Poi c’è la questione degli uffici. «Spero non me ne vorrà il primo cittadino di Corigliano Rossano – aggiunge – non faccio campanilismo piuttosto un discorso obiettivo, ma lo spostamento degli uffici tecnici, compreso quello dell’avvocatura, a Rossano, per essere compreso ed accettato dai coriglianesi, il sindaco, dovrà programmare e lasciare a l’area di Corigliano, almeno quegli uffici come l’anagrafe, la ragioneria generale, i tributi, i servizi sociali, la segreteria e di conseguenza la giunta comunale».

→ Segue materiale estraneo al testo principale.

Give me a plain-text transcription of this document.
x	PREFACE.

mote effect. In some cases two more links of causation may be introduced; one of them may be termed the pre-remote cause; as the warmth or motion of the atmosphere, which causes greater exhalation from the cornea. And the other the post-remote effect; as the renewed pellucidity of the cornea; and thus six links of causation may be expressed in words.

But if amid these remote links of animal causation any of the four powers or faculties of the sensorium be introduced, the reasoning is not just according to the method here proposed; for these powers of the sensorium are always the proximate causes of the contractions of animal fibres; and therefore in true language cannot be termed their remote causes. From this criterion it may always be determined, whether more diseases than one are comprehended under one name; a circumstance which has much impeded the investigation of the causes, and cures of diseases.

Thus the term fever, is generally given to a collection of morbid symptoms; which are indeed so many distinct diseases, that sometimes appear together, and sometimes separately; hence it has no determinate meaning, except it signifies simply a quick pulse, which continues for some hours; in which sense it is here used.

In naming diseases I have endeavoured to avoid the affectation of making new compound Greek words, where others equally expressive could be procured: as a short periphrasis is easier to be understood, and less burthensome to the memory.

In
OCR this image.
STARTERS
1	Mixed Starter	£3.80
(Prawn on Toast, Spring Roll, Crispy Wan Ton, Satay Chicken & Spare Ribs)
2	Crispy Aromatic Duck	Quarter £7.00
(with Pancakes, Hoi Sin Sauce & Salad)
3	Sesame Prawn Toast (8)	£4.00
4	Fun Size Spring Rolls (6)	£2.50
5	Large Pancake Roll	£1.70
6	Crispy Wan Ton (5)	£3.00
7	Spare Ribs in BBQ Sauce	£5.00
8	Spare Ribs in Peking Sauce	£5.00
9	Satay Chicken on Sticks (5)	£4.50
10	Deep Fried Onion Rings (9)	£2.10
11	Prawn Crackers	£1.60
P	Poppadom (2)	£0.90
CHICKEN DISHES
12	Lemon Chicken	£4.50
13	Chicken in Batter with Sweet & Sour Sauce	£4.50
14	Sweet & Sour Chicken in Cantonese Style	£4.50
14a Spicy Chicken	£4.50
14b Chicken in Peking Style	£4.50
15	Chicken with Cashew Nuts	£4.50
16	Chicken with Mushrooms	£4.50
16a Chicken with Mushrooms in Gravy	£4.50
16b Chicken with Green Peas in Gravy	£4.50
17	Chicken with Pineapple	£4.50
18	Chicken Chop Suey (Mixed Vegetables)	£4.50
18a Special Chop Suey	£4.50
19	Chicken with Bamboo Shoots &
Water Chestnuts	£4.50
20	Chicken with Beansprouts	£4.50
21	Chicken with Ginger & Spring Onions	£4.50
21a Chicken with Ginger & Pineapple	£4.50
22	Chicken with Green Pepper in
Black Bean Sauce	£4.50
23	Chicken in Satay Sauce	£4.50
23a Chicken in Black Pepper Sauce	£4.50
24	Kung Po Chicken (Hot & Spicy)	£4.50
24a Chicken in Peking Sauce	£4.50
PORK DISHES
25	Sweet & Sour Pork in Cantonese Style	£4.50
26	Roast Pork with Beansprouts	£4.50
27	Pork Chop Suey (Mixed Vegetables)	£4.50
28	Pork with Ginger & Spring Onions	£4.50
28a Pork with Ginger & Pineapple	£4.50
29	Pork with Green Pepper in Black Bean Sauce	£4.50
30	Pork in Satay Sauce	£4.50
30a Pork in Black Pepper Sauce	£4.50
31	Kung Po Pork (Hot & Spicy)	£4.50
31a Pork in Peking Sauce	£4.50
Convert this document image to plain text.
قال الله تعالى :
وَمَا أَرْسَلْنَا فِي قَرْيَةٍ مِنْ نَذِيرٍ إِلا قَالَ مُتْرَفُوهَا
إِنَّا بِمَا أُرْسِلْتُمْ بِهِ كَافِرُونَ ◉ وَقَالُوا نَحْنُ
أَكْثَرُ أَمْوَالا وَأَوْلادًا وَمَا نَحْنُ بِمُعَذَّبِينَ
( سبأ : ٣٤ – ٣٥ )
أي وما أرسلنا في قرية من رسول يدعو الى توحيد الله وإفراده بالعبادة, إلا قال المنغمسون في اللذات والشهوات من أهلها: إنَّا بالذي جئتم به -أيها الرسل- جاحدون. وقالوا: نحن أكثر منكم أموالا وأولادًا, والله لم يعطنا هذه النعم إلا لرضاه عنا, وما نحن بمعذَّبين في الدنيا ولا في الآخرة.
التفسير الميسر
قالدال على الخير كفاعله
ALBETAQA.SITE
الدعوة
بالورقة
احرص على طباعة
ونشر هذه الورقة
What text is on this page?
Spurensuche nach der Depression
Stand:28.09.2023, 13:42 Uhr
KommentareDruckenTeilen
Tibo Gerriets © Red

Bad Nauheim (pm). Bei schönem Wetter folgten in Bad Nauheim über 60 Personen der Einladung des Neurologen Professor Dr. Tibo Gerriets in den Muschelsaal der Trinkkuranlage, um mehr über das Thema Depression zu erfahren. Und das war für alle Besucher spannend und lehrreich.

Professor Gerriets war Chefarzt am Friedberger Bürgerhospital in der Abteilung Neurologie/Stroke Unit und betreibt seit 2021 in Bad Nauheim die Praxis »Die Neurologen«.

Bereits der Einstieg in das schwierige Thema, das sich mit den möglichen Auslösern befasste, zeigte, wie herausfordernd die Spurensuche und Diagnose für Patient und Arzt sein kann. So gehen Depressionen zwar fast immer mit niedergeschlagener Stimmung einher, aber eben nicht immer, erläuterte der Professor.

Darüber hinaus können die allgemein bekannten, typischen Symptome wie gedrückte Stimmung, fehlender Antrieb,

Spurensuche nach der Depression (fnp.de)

E non sono mancate le stoccate anche al governo nazionale. «Dobbiamo riprendere con forza il discorso del Tribunale soppresso – scandisce la dirigente leghista – è impensabile che una città così importante debba essere mortificata proprio lì dove invece deve mostrare la sua forza, la giustizia e la sicurezza che da essa deve essere garantita. Il procuratore Gratteri è per tutti noi un valore a cui guardare per intraprendere il discorso con maggiore forza, poiché la Calabria, grazie al suo immane lavoro, sta dimostrando che, se si vuole, si può riscattare quell’immagine che per troppo tempo è stata infangata dalla piaga della Ndrangheta».

«Così come dobbiamo riprendere con altrettanta forza – aggiunge Reale – la battaglia sulle infrastrutture, che  il comitato “Basta vittime sulla 106”, instancabile, porta avanti da sempre ed è per questo che noi abbiamo il dovere di affiancarlo e vigilare affinché i lavori del terzo Megalotto, che stanno per partire, possano essere veloci poiché la grande opera dovrà presto essere una realtà. La Lega Salvini considera questa infrastruttura essenziale e molto importante per la Calabria ionica e contrariamente a quanto ci hanno voluto far credere alcune “stelle cadenti”, proprio il nostro leader Salvini ha chiesto e ottenuto garanzie affinché venga rispettato il cronoprogramma dei lavori».